Ship phase — /ship → /land-and-deploy

• Re-ran all test suites (14/14 vitest, TypeScript clean, lint clean).
• Branch pushed, PR opened via gh. SSH auth failed in the agent’s subshell; suggested switching the origin to HTTPS with gh’s credential helper. One-time fix.
• /land-and-deploy blocked on a missing production URL. I added domains.vasko.com.au via Cloudflare DNS plus Vercel. First canary failed — the Supabase auth allowlist didn’t include the new origin. Fixed in the Supabase dashboard. Re-ran canary. Green.
• PR merged to main. Vercel auto-deployed. Canary verified: /login returns 200, /domains redirects to /login via middleware (expected), root / catch-all returns 404 (by design).
• Pre-merge readiness report written. Deploy report saved to .gstack/deploy-reports/. Session close-out written, classifying every change in the working tree by who made it.
• ~15 minutes, including the ~10 minutes I spent fixing the production URL and auth allowlist.

Why this matters: The deploy phase treated production URLs as a distinct, non-substitutable input. Canarying against a Vercel preview URL looks the same on paper but exercises none of the DNS, CORS, auth, or middleware configuration that actually matters. Refusing the substitution is what surfaced the real production bug.

The artefact chain

Every phase produced a file that fed the next phase. No phase started from a fresh prompt; each had the receipts from the previous one to work from.

• Plan phase → main-csv-export-plan-*.md (the reviewed, decision-logged source of truth).
• Build phase → the plan file plus 8 atomic commits (each a reviewable artefact on its own).
• Review phase → PR quality score with annotated deductions, fed into /qa.
• QA phase → health score report, screenshots, and golden-path results, fed into /ship.
• Ship phase → pre-merge readiness report, fed into /land-and-deploy.
• Land-and-deploy → deploy report, canary results, and session close-out (classifying every change in the working tree by who made it — me, gstack, or Next.js scaffolding).
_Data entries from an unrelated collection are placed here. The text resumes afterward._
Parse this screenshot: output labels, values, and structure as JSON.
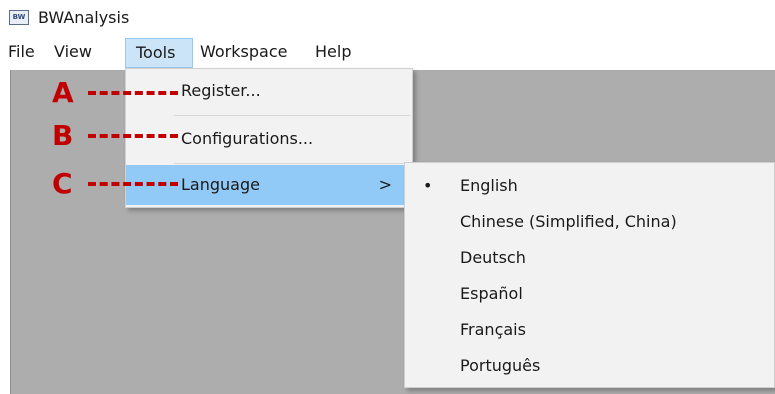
{
  "window": {
    "title": "BWAnalysis",
    "icon_text": "BW"
  },
  "menubar": {
    "items": [
      "File",
      "View",
      "Tools",
      "Workspace",
      "Help"
    ],
    "active": "Tools"
  },
  "tools_menu": {
    "items": [
      {
        "label": "Register...",
        "highlighted": false,
        "has_submenu": false
      },
      {
        "label": "Configurations...",
        "highlighted": false,
        "has_submenu": false
      },
      {
        "label": "Language",
        "highlighted": true,
        "has_submenu": true,
        "arrow": ">"
      }
    ]
  },
  "language_submenu": {
    "selected": "English",
    "bullet": "•",
    "items": [
      "English",
      "Chinese (Simplified, China)",
      "Deutsch",
      "Español",
      "Français",
      "Português"
    ]
  },
  "annotations": {
    "labels": [
      "A",
      "B",
      "C"
    ],
    "color": "#c00000"
  },
  "colors": {
    "workspace": "#adadad",
    "menu_bg": "#f2f2f2",
    "highlight": "#91c9f7",
    "active_menu": "#cce4f7"
  }
}
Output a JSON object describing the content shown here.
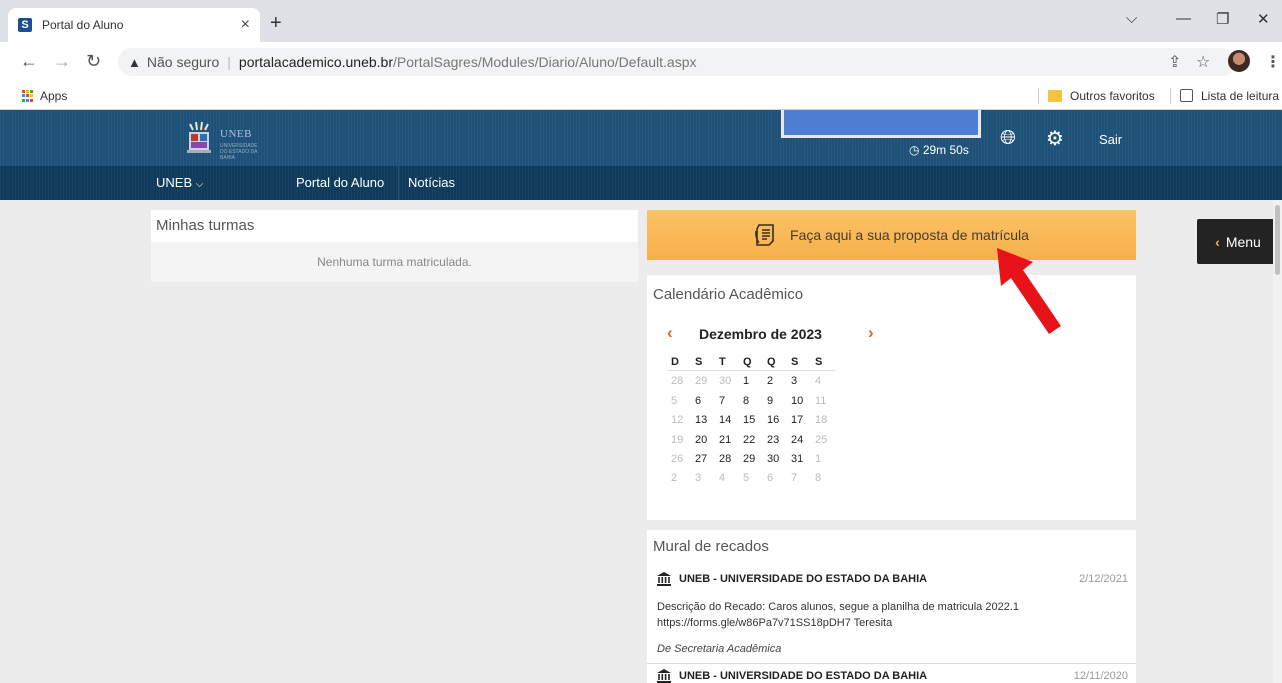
{
  "browser": {
    "tab_title": "Portal do Aluno",
    "tab_favicon_letter": "S",
    "tab_close": "×",
    "new_tab": "+",
    "url_insecure_label": "Não seguro",
    "url_host": "portalacademico.uneb.br",
    "url_path": "/PortalSagres/Modules/Diario/Aluno/Default.aspx",
    "bookmarks": {
      "apps": "Apps",
      "other": "Outros favoritos",
      "reading_list": "Lista de leitura"
    }
  },
  "header": {
    "logo_text": "UNEB",
    "logo_subtext": "UNIVERSIDADE DO ESTADO DA BAHIA",
    "timer": "29m 50s",
    "logout": "Sair"
  },
  "nav": {
    "uneb": "UNEB",
    "portal": "Portal do Aluno",
    "news": "Notícias"
  },
  "turmas": {
    "title": "Minhas turmas",
    "empty": "Nenhuma turma matriculada."
  },
  "proposta": {
    "label": "Faça aqui a sua proposta de matrícula"
  },
  "calendar": {
    "title": "Calendário Acadêmico",
    "month": "Dezembro de 2023",
    "prev": "‹",
    "next": "›",
    "weekdays": [
      "D",
      "S",
      "T",
      "Q",
      "Q",
      "S",
      "S"
    ],
    "weeks": [
      [
        {
          "d": "28",
          "m": "out"
        },
        {
          "d": "29",
          "m": "out"
        },
        {
          "d": "30",
          "m": "out"
        },
        {
          "d": "1",
          "m": "in"
        },
        {
          "d": "2",
          "m": "in"
        },
        {
          "d": "3",
          "m": "in"
        },
        {
          "d": "4",
          "m": "we"
        }
      ],
      [
        {
          "d": "5",
          "m": "we"
        },
        {
          "d": "6",
          "m": "in"
        },
        {
          "d": "7",
          "m": "in"
        },
        {
          "d": "8",
          "m": "in"
        },
        {
          "d": "9",
          "m": "in"
        },
        {
          "d": "10",
          "m": "in"
        },
        {
          "d": "11",
          "m": "we"
        }
      ],
      [
        {
          "d": "12",
          "m": "we"
        },
        {
          "d": "13",
          "m": "in"
        },
        {
          "d": "14",
          "m": "in"
        },
        {
          "d": "15",
          "m": "in"
        },
        {
          "d": "16",
          "m": "in"
        },
        {
          "d": "17",
          "m": "in"
        },
        {
          "d": "18",
          "m": "we"
        }
      ],
      [
        {
          "d": "19",
          "m": "we"
        },
        {
          "d": "20",
          "m": "in"
        },
        {
          "d": "21",
          "m": "in"
        },
        {
          "d": "22",
          "m": "in"
        },
        {
          "d": "23",
          "m": "in"
        },
        {
          "d": "24",
          "m": "in"
        },
        {
          "d": "25",
          "m": "we"
        }
      ],
      [
        {
          "d": "26",
          "m": "we"
        },
        {
          "d": "27",
          "m": "in"
        },
        {
          "d": "28",
          "m": "in"
        },
        {
          "d": "29",
          "m": "in"
        },
        {
          "d": "30",
          "m": "in"
        },
        {
          "d": "31",
          "m": "in"
        },
        {
          "d": "1",
          "m": "out"
        }
      ],
      [
        {
          "d": "2",
          "m": "out"
        },
        {
          "d": "3",
          "m": "out"
        },
        {
          "d": "4",
          "m": "out"
        },
        {
          "d": "5",
          "m": "out"
        },
        {
          "d": "6",
          "m": "out"
        },
        {
          "d": "7",
          "m": "out"
        },
        {
          "d": "8",
          "m": "out"
        }
      ]
    ]
  },
  "mural": {
    "title": "Mural de recados",
    "messages": [
      {
        "sender": "UNEB - UNIVERSIDADE DO ESTADO DA BAHIA",
        "date": "2/12/2021",
        "body_line1": "Descrição do Recado: Caros alunos, segue a planilha de matricula 2022.1",
        "body_line2": "https://forms.gle/w86Pa7v71SS18pDH7 Teresita",
        "from": "De Secretaria Acadêmica"
      },
      {
        "sender": "UNEB - UNIVERSIDADE DO ESTADO DA BAHIA",
        "date": "12/11/2020"
      }
    ]
  },
  "menu": {
    "label": "Menu"
  },
  "colors": {
    "header_bg": "#1e5178",
    "nav_bg": "#0f3a5b",
    "proposta_bg": "#f9b54f",
    "calendar_arrow": "#d16a2a",
    "annotation_arrow": "#e8121a"
  }
}
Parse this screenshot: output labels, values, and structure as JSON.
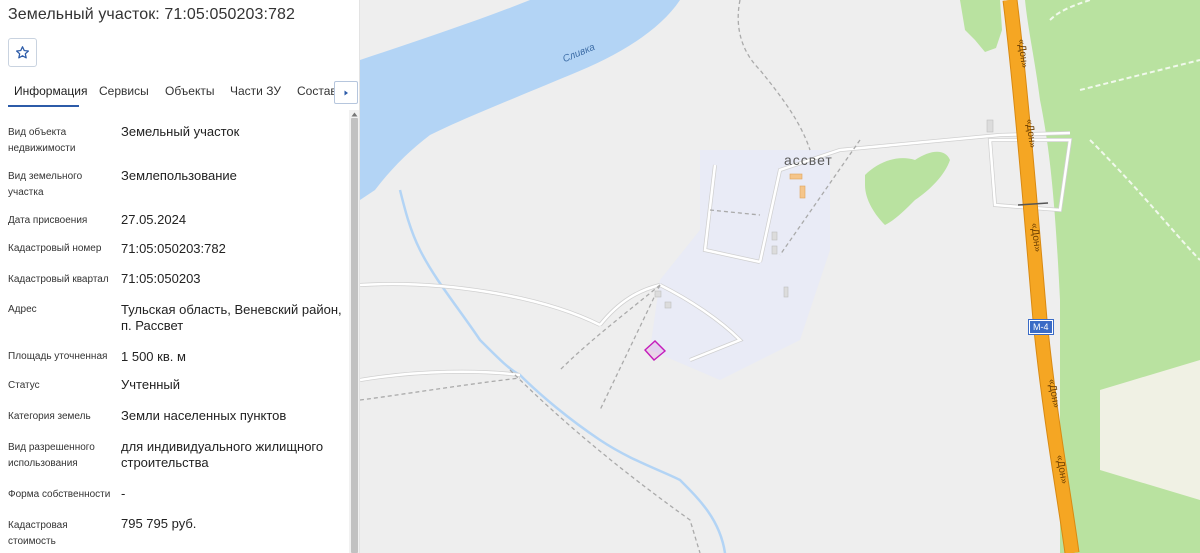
{
  "panel": {
    "title": "Земельный участок: 71:05:050203:782",
    "favorite_icon": "star-outline-icon",
    "tabs": [
      {
        "label": "Информация",
        "active": true
      },
      {
        "label": "Сервисы",
        "active": false
      },
      {
        "label": "Объекты",
        "active": false
      },
      {
        "label": "Части ЗУ",
        "active": false
      },
      {
        "label": "Состав",
        "active": false
      }
    ],
    "tabs_next_icon": "caret-right-icon",
    "accent_color": "#2c5ba8",
    "fields": [
      {
        "label": "Вид объекта недвижимости",
        "value": "Земельный участок"
      },
      {
        "label": "Вид земельного участка",
        "value": "Землепользование"
      },
      {
        "label": "Дата присвоения",
        "value": "27.05.2024"
      },
      {
        "label": "Кадастровый номер",
        "value": "71:05:050203:782"
      },
      {
        "label": "Кадастровый квартал",
        "value": "71:05:050203"
      },
      {
        "label": "Адрес",
        "value": "Тульская область, Веневский район, п. Рассвет"
      },
      {
        "label": "Площадь уточненная",
        "value": "1 500 кв. м"
      },
      {
        "label": "Статус",
        "value": "Учтенный"
      },
      {
        "label": "Категория земель",
        "value": "Земли населенных пунктов"
      },
      {
        "label": "Вид разрешенного использования",
        "value": "для индивидуального жилищного строительства"
      },
      {
        "label": "Форма собственности",
        "value": "-"
      },
      {
        "label": "Кадастровая стоимость",
        "value": "795 795 руб."
      }
    ]
  },
  "map": {
    "labels": {
      "river": "Сливка",
      "village": "ассвет",
      "highway_name": "«Дон»",
      "highway_shield": "М-4"
    },
    "colors": {
      "water": "#b3d4f5",
      "forest": "#b9e2a0",
      "highway": "#f5a623",
      "parcel": "#c51cbb",
      "background": "#eeeeee"
    }
  }
}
This is what “sprint structure” actually means in practice. Not a chain of prompts — a chain of artefacts, each one reviewed and signed off before the next phase starts. The thesis of the article, in technical form: if you want to trust an autonomous AI engineering loop, you have to be able to audit every step after the fact. Artefacts make that possible; chat transcripts do not.

Bubble wrap to shipped PR: roughly eight hours, with five moments of “the AI stopped and asked” and one genuinely embarrassing discovery.